Seattle honors memory of Santos Rodriguez with public space, Day of Dead tribute Nov. 2
With financial and personal support from SMU’s Embrey Human Rights Program, Santos’ mother, Bessie Rodriguez, will be in Seattle when the nation’s only public space named for her son will honor his memory during a Dia de los Muertos (Day of the Dead) tribute Monday, Nov. 2.

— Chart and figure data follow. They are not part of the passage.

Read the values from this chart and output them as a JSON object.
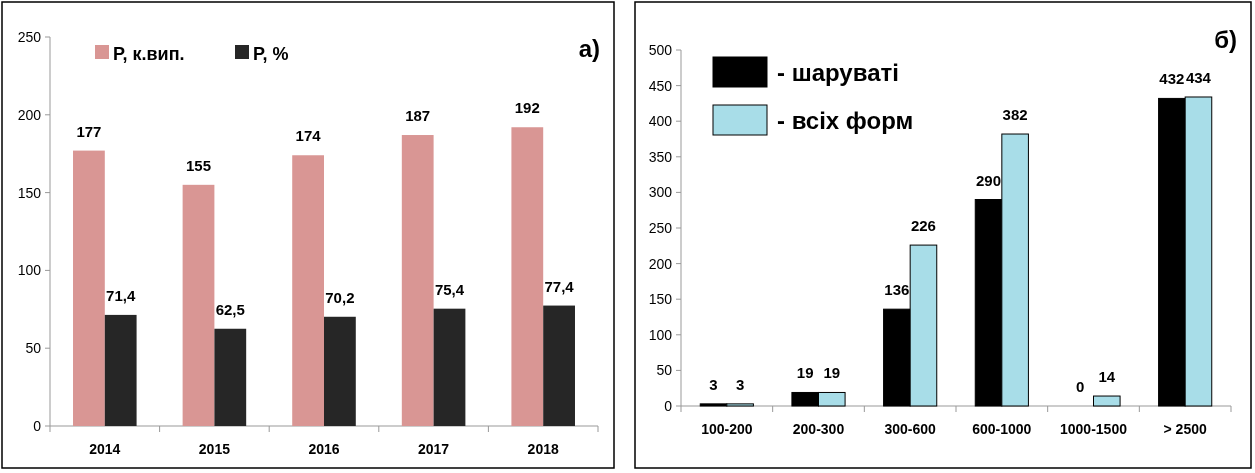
{
  "chart_data": [
    {
      "type": "bar",
      "title": "а)",
      "categories": [
        "2014",
        "2015",
        "2016",
        "2017",
        "2018"
      ],
      "series": [
        {
          "name": "Р, к.вип.",
          "color": "#d99694",
          "values": [
            177,
            155,
            174,
            187,
            192
          ],
          "value_labels": [
            "177",
            "155",
            "174",
            "187",
            "192"
          ]
        },
        {
          "name": "Р, %",
          "color": "#262626",
          "values": [
            71.4,
            62.5,
            70.2,
            75.4,
            77.4
          ],
          "value_labels": [
            "71,4",
            "62,5",
            "70,2",
            "75,4",
            "77,4"
          ]
        }
      ],
      "ylim": [
        0,
        250
      ],
      "yticks": [
        0,
        50,
        100,
        150,
        200,
        250
      ],
      "legend": "top left"
    },
    {
      "type": "bar",
      "title": "б)",
      "categories": [
        "100-200",
        "200-300",
        "300-600",
        "600-1000",
        "1000-1500",
        "> 2500"
      ],
      "series": [
        {
          "name": "- шаруваті",
          "color": "#000000",
          "values": [
            3,
            19,
            136,
            290,
            0,
            432
          ]
        },
        {
          "name": "- всіх форм",
          "color": "#a8dde8",
          "values": [
            3,
            19,
            226,
            382,
            14,
            434
          ]
        }
      ],
      "ylim": [
        0,
        500
      ],
      "yticks": [
        0,
        50,
        100,
        150,
        200,
        250,
        300,
        350,
        400,
        450,
        500
      ],
      "legend": "top left",
      "data_labels": true
    }
  ]
}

Hosted by El Centro de la Raza (The Center for People of All Races), the 10 a.m. event will include a traditional altar in memory of Santos as well as a poem written and read for the occasion by Seattle’s civic poet, Claudia Castro Luna.
Five years after the boy’s 1973 death, “we named our children’s park for Santos Rodriguez not only in memory of this young victim of racism, but in defiance of the society that caused his death, and confident we’ll win in our efforts to do away with racism,” says Estela Ortega, executive director of El Centro de la Raza. The organization helps provide educational, cultural, legal and economic support to about 19,000 people annually.
Ortega’s passion for community service began as an 8-year-old working in the cotton and vegetable fields of East Texas, “where I became very conscious of race,” she told a Seattle reporter. Since then it’s been “important to be involved in and have conversations that could build a better world.”